But sometimes that was exactly what the problem required.
At the end of group, Dennis danced over to me. ‘Rachel, a chara, could I have a wordeen?’
Oh, here we go … ‘Sure. Now suit you?’
‘Down to the ground. And further! Right through to the centre of the earth and … out the other side.’
In a consulting room, he perched on the edge of the chair, fixing his bright eyes on mine. ‘I was thinking about Trassa. About … That’s a desperate thing that happened to her, you wouldn’t wish it on anyone. But, Rachel, wouldn’t I have had a trauma or something?’
‘Maybe you have?’
He perked up. ‘Was it the time Patch won the egg-and-spoon race out from under me nose? There I was, thinking I was coming home to a hero’s welcome and, at the last minute, the little feck whips certain victory from me grasp.’
Steadily, I eyeballed him.
‘But, Rachel, being serious, like. If that’s the worst thing I can think of, there isn’t anything there.’
‘What are you trying to say?’
‘That, well, it makes sense, doesn’t it, that Trassa would get addicted to something. Cause and effect, like. But with me, there’s no cause. So no effect.’ His curls bounced as he sat up and announced, ‘So I can’t be an alcoholic!’
‘Oh, Dennis.’ In less tragic circumstances, it would actually be funny. ‘Trassa is Trassa. But everyone is unique. People are addicts or alcoholics for all kinds of reasons and some for no reason at all. No obvious one, anyway.’
He cocked his head. ‘How d’you mean?’
‘Sometimes a trauma can occur when the person is too young to remember. Other times there genuinely isn’t any trauma, just excuses and justifications.’
‘How’s that now?’
‘Addicts are great at hard-luck stories – their parents didn’t love them enough or their boss doesn’t value them or their wife isn’t grateful – and that’s why they have to drink or use. But, Dennis, you’d drink even if you had no excuse. All that matters here is that you’re an alcoholic and you need to get well.’

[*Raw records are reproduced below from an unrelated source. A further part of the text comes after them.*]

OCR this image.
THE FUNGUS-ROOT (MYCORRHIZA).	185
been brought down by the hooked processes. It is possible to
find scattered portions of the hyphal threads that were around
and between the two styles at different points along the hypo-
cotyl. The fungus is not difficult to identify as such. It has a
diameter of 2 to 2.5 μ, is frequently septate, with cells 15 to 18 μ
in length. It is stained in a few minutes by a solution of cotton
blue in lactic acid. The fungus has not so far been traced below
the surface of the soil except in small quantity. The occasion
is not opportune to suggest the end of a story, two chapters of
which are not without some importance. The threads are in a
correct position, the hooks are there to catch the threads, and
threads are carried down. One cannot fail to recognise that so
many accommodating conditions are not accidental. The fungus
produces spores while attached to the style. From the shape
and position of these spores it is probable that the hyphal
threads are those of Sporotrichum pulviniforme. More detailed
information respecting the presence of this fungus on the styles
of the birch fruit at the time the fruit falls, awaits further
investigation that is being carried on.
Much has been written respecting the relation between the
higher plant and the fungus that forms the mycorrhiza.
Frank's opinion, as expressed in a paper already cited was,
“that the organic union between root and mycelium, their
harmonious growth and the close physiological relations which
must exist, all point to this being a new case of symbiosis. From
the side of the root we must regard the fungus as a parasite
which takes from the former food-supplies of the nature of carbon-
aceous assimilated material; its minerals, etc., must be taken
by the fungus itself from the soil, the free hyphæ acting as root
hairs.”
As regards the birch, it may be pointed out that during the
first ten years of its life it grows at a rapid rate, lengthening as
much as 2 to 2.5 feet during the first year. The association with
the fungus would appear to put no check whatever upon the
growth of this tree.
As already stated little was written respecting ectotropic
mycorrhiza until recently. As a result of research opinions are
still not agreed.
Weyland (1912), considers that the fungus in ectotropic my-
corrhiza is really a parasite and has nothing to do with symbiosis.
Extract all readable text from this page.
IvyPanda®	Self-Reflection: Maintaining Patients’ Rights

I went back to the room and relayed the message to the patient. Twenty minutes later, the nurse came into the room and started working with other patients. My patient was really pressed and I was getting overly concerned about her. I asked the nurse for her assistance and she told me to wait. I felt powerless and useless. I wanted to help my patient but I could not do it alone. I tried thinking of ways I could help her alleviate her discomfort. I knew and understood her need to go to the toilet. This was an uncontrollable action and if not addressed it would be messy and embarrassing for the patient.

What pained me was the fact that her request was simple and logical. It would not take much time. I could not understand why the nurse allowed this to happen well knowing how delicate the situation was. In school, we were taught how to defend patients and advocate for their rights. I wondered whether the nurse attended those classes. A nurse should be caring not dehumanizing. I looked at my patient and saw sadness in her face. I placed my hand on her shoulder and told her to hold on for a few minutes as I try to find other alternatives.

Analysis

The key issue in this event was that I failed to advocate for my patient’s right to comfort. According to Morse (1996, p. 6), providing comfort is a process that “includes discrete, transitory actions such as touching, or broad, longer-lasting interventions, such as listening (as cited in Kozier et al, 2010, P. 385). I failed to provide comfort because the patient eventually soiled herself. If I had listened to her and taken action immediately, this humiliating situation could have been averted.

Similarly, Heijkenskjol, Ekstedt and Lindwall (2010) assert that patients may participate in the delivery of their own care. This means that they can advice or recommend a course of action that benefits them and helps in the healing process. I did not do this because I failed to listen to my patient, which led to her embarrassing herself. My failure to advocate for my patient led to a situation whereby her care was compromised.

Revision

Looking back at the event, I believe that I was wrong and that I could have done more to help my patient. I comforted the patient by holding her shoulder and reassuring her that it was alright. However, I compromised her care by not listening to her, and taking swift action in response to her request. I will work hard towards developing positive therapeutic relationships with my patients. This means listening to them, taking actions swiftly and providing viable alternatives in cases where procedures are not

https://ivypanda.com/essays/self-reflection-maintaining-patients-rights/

He looked crestfallen. In a small voice he said, ‘I don’t want to be an alcoholic.’
I nodded. I knew. ‘Dennis? When you used to find your father passed out, looking like he was dead? What did that do to you?’
He dropped his head. ‘How do I know?’ he muttered. ‘You’re the expert.’
‘I’d imagine being a little boy of six or seven discovering his daddy and thinking he had died would have been devastating.’
His head remained bowed. Then he cast a furious look at me. ‘’Twas,’ he choked, his eyes wet. ‘’Twas.’
He curled inwards, making himself smaller. Roughly rubbing his face with his hands, he became a little boy before my eyes.
Well, that was easy, a lot easier than I’d expected.
I let him cry. He had a lifetime’s worth to catch up on.
‘There are probably worse crimes I’ve committed.’ It was Giles’s last session in group and he was in giddy good form. ‘But this memory is the worst I can think of.’ In a fruity voice, he asked, ‘Are you ready, children? Then let us begin. One night, after a right old time of it, I thought I was having a heart attack, so I went to A and E. I wanted an ECG. The picture in my head is me standing in the waiting room, yelling at all the sick and injured people, “I am having a cardiac arrest! I! Giles Freyne! And you know who I am!”’
‘Holy fuck,’ Chalkie muttered. ‘Morto for you, bud.’
‘The security guards were trying to catch me but I was sprinting around the place, whisking open the curtains around the cubicles. At one, I told the woman in the bed to get out, that I needed it. Then I said I had a gun.’
‘And had you?’ Chalkie asked.
‘Where would I get a gun?’
‘No? Okay. As you were.’
‘I tried to pull the drip out from the woman’s arm,’ Giles said. ‘Then the police came and arrested me. I told them I’d gone to school with the minister for justice and they’d be directing traffic for the rest of their careers. That’s the sort of thing’, he said, ‘I want never to repeat.’
‘You don’t have to,’ Trassa said. ‘So long as you go to your meetings and aftercare.’
‘Of course.’ He twinkled his eyes at her, acknowledging that, along with Chalkie, she was now one of the group elders. ‘I’m looking forward to not feeling ashamed. Or having to remember which lie I told to whom. And being relieved of all that planning – where I could get cash, when I could do a line, how to hide that I was buzzed. It was really hard work.’